The late pastor from Zamboanga City inspired Macanas to help establish Project Islam. At that time, many Muslim evacuees decided to return to and die in their home villages rather than remain at the cramped evacuation centers.
Among the Muslims that Project Islam first served were 30 families – the first batch of over 300 families – who sought to return to their village of Delabayan in Kauswagan, Lanao del Norte.
Macanas mobilized Christian leaders to explore how they could help rebuild the lives of the Delabayan villagers.
A church leader, Pastor Alex Eduave of a Pentecostal group, first approached Macanas to help in the project. The pastor and his congregation in no time collected rice and other food items, and gave these to the residents.
As they handed out two kilograms of rice for each Muslim family, Eduave and his members were apologetic for not being able to bring more. But Macanas says Delabayan leader Kamlun Moner told Eduave and his members: “It’s not the quantity of rice you gave that matters most but your big hearts.”
Macanas planted camote (sweet potato) in his family’s idle lot in Cagayan de Oro City and was able to harvest and donate several kilograms to Delabayan.

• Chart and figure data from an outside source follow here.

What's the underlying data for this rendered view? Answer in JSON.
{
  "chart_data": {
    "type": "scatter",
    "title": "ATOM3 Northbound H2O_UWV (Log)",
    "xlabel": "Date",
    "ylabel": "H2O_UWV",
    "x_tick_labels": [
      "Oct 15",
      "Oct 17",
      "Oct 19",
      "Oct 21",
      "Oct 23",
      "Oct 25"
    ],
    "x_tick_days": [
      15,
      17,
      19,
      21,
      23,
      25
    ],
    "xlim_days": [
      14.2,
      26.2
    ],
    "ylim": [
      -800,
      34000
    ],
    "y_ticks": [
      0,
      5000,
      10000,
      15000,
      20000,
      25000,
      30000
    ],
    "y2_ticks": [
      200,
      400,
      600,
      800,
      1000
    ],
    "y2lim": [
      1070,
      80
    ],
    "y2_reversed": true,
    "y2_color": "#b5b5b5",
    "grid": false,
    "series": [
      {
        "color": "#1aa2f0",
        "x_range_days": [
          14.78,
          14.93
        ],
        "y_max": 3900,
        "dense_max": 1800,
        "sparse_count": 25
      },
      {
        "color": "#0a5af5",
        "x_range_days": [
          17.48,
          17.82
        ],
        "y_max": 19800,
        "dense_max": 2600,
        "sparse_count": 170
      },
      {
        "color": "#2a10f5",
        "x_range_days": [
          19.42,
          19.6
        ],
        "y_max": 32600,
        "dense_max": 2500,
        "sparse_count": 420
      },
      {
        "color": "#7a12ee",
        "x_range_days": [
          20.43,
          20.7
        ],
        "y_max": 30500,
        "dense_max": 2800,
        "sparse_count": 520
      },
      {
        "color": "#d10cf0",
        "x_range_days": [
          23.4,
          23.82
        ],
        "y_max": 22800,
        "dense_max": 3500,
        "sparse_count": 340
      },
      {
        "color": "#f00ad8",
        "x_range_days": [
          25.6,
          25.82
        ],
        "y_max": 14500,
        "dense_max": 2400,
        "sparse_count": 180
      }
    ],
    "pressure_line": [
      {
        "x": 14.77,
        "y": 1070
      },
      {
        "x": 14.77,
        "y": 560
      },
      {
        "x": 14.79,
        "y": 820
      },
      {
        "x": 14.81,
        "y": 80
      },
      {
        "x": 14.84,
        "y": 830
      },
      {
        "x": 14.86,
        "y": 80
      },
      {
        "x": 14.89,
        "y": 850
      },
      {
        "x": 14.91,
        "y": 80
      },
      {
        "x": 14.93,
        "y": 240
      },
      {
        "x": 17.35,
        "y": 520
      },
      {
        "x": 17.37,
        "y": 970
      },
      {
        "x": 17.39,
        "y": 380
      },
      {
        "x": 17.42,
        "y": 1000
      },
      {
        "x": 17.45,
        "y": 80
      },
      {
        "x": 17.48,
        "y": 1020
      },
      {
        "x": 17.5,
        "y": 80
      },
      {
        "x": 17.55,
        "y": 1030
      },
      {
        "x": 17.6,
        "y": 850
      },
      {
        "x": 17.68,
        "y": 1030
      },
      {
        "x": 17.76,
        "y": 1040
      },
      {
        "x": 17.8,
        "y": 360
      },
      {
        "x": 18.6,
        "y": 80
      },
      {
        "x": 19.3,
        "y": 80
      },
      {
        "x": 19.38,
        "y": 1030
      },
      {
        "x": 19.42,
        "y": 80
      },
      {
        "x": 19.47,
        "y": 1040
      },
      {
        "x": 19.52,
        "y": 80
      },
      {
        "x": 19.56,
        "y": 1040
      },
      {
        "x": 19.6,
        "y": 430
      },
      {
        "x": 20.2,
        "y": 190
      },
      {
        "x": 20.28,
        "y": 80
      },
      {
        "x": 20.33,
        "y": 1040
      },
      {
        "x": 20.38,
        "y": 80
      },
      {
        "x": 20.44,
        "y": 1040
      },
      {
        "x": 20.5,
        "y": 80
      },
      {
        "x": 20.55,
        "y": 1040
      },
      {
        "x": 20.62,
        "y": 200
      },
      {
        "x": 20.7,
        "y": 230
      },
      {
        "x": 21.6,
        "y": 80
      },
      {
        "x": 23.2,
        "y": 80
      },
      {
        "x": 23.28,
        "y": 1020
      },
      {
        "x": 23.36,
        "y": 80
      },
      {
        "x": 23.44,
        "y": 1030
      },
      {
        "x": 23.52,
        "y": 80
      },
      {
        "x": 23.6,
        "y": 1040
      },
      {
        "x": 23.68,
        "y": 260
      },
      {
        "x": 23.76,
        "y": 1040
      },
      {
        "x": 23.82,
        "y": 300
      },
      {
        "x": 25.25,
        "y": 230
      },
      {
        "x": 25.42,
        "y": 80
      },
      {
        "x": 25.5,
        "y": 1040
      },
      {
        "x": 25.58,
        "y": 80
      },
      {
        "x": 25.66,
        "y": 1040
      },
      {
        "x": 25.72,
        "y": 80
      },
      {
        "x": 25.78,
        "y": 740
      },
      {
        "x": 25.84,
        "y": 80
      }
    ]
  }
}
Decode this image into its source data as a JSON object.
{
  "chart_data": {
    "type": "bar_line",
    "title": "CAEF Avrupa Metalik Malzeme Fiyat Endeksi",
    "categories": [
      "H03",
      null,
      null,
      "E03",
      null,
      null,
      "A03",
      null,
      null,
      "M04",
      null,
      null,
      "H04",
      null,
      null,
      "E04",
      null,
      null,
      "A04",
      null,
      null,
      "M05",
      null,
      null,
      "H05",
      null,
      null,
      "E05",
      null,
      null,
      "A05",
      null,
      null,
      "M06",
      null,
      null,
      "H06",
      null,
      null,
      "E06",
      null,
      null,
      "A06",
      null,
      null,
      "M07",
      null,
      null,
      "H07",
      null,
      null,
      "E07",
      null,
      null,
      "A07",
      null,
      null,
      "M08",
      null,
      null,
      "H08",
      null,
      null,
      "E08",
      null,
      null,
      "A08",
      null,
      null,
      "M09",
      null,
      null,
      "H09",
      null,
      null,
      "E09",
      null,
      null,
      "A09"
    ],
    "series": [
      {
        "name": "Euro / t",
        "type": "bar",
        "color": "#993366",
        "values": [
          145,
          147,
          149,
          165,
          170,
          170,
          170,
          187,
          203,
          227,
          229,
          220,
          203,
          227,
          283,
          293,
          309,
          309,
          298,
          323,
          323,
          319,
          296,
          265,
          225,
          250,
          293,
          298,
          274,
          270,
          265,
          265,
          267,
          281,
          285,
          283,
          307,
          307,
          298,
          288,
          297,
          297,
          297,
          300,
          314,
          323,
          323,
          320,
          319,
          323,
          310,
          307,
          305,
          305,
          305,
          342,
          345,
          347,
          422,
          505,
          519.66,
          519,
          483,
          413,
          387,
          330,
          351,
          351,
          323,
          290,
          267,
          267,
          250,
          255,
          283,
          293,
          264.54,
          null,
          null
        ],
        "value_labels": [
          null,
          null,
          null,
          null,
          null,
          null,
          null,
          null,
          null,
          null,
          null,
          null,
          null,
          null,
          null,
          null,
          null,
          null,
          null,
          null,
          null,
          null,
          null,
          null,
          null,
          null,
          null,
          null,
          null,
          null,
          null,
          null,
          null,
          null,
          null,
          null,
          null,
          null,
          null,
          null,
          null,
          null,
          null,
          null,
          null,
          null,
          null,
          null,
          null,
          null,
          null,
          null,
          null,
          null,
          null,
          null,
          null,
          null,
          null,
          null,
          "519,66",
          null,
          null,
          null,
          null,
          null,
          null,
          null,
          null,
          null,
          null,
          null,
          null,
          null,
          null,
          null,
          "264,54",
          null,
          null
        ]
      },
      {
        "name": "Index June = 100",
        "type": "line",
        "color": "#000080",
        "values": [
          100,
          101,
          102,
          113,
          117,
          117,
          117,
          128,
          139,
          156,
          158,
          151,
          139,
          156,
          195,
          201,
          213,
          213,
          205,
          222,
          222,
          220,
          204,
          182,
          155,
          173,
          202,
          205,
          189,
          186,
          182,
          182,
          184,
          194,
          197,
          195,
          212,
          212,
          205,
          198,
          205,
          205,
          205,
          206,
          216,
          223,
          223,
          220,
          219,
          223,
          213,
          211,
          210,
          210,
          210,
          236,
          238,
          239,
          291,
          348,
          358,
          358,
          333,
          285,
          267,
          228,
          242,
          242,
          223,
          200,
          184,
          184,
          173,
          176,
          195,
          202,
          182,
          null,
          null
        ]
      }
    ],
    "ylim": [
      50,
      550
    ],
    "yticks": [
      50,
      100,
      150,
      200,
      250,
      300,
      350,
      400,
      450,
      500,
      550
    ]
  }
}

The next concern of Macanas and his supporters was how to help rebuild the houses of the returning villagers (the first batch had to stay first at a bullet-riddled school building).
The houses were razed after a military shelling and air bombardment in 2000. This was the fourth time since the 1970s, Macanas says, when Delabayan became a battlefield between the military and the Moro National Liberation Front.
From funds raised through special offerings of church members and contributions from donors, some coming from as far as Hong Kong, Macanas built 12 seven-meter by nine-meter houses, which were inaugurated in April 2001. An imam (Muslim cleric) and Eduave prayed and blessed the first batch of houses.
Having seen the success of Project Islam’s housing project, the National Housing Authority coursed P6 million through its leaders to build more. With this amount, houses for more than 300 families were put up.
Their secret: All the labor was done by volunteers and the villagers themselves so they spent only P50,000 for each house.
Macanas and his volunteers also built a water system for the community.
Despite the efforts of Macanas and his church supporters, the Delabayan villagers still had one fear – that they will be converted to Christianity.
To dispel their apprehension, Macanas proposed to his supporters that they help rebuild the community’s mosque. This would prove that they were just out to reach out with love and with no conditions.
Citing doctrinal reasons, half of the 100 pastors who helped build the houses declined to help. But Macanas and the other pastors pursued the plan, sought donations again from donors, and built a mosque bigger than the damaged one.
This finally earned the full trust of the community, prompting Moner to declare that they have become “born-again Muslims, who have renounced rebellion,” says Macanas.
Delabayan is now known as Islam Village, where more people from other places have also settled.